Configure the Connection
By enabling the 'Allow dynamic connector properties' option on the Microsoft Dynamics 365 for Customer Engagement Connector, it is possible to override certain connection settings and extension values through the use of the “Set Properties” shape.
This allows us to override client credential details each time a call from Boomi is made to D365. For instance, a pool of 5 client Id/secret pairs can be used to load balance the API calls between five D365 application users, which increases the request volume available to the application.
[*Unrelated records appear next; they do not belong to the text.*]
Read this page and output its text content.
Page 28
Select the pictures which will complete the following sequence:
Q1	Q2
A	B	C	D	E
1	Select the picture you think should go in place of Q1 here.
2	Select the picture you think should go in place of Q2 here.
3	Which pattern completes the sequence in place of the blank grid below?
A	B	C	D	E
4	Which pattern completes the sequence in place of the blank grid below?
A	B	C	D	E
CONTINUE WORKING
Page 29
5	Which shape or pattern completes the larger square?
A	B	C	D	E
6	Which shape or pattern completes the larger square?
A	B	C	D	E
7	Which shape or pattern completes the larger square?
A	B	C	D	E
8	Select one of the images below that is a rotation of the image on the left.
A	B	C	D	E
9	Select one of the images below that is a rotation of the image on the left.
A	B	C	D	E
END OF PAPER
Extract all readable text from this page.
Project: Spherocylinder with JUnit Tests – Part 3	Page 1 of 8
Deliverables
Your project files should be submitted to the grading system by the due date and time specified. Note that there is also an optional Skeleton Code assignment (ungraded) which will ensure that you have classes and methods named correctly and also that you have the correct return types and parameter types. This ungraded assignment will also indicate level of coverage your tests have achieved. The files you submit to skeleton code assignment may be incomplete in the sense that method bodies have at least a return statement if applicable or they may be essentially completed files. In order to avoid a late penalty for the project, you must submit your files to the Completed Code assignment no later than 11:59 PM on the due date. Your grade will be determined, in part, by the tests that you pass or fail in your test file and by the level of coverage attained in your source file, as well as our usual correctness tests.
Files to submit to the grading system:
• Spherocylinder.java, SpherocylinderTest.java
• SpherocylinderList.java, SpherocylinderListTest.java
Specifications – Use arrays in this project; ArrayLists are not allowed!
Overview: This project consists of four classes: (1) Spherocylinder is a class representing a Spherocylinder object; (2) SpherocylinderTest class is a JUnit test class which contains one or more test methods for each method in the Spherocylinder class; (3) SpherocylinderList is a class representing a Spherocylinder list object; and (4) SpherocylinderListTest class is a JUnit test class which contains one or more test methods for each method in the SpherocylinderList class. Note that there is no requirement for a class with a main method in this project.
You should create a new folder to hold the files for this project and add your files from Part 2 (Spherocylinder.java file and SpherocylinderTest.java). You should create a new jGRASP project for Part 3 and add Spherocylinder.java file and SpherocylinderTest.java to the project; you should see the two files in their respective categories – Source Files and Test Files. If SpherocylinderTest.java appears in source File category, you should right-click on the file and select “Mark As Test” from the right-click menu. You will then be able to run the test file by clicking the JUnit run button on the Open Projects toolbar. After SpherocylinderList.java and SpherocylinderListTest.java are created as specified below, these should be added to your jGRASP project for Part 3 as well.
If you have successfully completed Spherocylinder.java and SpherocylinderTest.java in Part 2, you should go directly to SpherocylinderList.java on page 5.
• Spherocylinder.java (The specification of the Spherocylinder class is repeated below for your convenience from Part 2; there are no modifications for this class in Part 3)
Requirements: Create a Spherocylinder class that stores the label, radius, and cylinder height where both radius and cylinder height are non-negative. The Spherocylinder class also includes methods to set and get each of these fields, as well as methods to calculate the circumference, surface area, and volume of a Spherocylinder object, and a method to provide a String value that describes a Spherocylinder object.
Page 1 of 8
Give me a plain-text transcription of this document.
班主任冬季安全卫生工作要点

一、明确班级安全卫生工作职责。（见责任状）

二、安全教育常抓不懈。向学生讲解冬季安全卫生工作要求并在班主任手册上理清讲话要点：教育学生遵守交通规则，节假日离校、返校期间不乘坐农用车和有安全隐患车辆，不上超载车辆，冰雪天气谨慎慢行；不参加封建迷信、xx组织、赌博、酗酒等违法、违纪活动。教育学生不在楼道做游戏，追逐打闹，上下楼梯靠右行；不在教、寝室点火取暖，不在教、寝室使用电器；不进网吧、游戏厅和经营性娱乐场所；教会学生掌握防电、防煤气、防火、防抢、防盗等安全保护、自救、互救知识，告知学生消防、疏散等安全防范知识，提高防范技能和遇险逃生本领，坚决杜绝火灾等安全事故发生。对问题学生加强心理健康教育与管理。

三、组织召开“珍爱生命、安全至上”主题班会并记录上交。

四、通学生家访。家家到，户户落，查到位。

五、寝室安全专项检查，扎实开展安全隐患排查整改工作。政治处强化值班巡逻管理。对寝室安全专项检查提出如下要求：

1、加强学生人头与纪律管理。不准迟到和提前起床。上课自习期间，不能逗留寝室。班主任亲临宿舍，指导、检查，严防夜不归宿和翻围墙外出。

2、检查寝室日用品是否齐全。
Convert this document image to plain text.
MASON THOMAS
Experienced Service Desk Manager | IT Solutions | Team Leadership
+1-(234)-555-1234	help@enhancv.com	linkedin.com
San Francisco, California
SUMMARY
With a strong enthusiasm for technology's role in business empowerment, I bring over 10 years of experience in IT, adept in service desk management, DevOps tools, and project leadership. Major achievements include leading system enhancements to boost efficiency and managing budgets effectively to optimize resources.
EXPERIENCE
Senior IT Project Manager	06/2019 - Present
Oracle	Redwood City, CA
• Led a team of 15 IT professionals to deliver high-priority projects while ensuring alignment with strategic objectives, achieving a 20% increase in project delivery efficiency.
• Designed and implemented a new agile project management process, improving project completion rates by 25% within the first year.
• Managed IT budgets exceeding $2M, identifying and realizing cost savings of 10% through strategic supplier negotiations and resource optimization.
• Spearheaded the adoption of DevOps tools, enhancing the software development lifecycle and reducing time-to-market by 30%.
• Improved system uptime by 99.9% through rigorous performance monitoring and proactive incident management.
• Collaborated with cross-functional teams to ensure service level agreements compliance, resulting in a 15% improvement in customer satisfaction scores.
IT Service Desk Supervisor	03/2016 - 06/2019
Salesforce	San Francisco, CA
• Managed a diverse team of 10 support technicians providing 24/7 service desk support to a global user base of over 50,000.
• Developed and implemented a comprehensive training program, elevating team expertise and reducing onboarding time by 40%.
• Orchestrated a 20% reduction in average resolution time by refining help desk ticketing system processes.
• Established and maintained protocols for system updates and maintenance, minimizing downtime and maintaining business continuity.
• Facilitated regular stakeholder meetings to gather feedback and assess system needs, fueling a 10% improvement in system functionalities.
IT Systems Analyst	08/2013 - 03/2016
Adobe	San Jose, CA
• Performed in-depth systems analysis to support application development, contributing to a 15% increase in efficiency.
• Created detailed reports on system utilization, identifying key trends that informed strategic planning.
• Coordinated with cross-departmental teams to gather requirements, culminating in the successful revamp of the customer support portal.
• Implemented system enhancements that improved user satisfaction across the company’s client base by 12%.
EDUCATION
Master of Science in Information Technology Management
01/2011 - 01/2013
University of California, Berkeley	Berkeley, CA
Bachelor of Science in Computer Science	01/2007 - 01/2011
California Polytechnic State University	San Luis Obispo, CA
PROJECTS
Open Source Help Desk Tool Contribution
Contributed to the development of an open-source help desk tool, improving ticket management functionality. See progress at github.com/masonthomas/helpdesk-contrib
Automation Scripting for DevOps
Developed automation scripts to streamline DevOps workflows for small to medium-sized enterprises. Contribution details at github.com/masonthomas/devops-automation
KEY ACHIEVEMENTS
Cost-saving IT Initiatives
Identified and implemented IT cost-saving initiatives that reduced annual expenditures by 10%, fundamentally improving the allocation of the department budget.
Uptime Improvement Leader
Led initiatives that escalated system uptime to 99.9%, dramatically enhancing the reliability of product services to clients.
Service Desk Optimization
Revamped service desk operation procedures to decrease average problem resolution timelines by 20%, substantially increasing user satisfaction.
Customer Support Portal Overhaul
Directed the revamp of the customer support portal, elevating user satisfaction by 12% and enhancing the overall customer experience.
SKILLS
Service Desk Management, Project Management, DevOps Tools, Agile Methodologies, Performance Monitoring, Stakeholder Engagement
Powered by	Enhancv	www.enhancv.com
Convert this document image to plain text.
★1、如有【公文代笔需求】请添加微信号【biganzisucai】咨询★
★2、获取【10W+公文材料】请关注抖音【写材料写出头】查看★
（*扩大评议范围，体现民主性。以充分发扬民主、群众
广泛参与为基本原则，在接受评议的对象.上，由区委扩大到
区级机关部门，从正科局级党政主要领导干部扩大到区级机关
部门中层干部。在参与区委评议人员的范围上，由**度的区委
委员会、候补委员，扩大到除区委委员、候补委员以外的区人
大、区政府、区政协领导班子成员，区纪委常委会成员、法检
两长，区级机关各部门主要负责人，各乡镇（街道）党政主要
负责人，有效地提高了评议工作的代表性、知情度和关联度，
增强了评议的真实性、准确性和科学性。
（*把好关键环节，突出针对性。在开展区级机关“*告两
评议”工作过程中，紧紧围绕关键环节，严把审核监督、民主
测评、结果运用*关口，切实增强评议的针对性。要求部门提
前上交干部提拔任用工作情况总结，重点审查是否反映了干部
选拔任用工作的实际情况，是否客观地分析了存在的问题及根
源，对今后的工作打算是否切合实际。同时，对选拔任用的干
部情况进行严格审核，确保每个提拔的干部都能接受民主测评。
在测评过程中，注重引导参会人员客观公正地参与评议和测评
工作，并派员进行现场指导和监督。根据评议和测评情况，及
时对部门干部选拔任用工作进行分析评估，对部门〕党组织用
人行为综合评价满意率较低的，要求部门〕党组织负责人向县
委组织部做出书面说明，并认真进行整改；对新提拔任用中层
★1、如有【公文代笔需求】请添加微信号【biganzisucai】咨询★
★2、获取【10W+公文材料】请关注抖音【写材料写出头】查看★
Set Dynamic Process Connection Properties
The values for client Id and client secret are set dynamically using a set of previously defined Dynamic Process Properties. A typical Boomi process requiring this would follow this pattern:
The Set Properties shape can be used to configure the client Id and client secret as Dynamic Process Connection Properties as shown below, with the values being set to the corresponding values of the previously configured Dynamic Process Properties:
This article presented how to ensure Dataverse API service limits are not reached through a solution implementation that used a combination of Boomi and Azure APIM. Boomi provides the capability to enable special connector features that can help overcome these types of scenarios with minimal effort, and as such is one of the advantages of utilising a low code integration platform.